Secondo gli esperti, all’Amazzonia restano 15 anni di tempo, forse 30. Non occorrerà raderla al suolo, basterà tagliarne il 20 per cento. La foresta vive di un equilibrio di piogge e umidità. Si tramuterà in una specie di savana, povera di animali e vegetali, pronta a incendiarsi. Sto raccogliendo aneddoti e trascurando le parti più istruttive e documentate del libro. È una debolezza comprensibile quando si è incontrata una signora a Milano. Una volta una scimmia urlatrice si infilò sotto la sua zanzariera. Lei rimase immobile. L’altra le si accovacciò accanto. Restarono a studiarsi. Si girava e l’altra si girava. Le prese la mano e se la mise sulla pancia. Emanuela era lusingata. Prima dell’alba le scimmie urlatrici cominciarono il loro coro potente. Le due si alzarono, tranquille, confidenti. Ma lei fece uno sbaglio, la tirò a sé per un braccio. La scimmia l’aggredì ululando paurosamente, la morse sul fianco, saltò da un mobile all’altro e poi scomparve nella foresta. Non si videro più. Ora nel Brasile di Lula tocca di nuovo a Marina Silva difendere la foresta. Lei è cresciuta al seguito di Chico Mendes fino al suo assassinio nel 1988, ha imparato a leggere a 17 anni, si è laureata due volte, è stata più volte ministro dell’ambiente. 

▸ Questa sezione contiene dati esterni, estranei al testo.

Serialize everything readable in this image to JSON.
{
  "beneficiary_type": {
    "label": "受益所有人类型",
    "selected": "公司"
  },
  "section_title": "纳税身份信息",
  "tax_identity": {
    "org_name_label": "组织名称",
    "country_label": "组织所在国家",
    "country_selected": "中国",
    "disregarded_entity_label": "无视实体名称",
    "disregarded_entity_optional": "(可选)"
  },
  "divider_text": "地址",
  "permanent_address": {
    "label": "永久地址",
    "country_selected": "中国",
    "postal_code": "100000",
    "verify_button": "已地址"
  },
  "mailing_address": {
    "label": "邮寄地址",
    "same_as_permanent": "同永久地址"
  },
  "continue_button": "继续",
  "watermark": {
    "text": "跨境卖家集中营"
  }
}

Emanuela, col suo compagno Francisco, ha da una decina di anni una nuova palafitta, una lotta indefessa con le formiche di fuoco, e un immutato incanto all’entrata nella foresta. Di tutti i luoghi della terra l’Amazzonia, dice, è il più femminile. Il suo libro si intitola “Amazzonia, una vita nel cuore della foresta”, Laterza. Leggetelo, e ogni volta che vi capiti di incontrare una signora snella, tranquilla, sobriamente elegante, e vi viene voglia di esibirvi con lei, mostrarle che sapete toccarvi il polso col pollice, o un gioco di prestigio con tre arance, tenetevi, non si sa mai. (Però, imprevedibilmente, a proposito di un naufragio nel gran fiume, Emanuela racconta che lei non sa nuotare. Io, modestamente, so nuotare).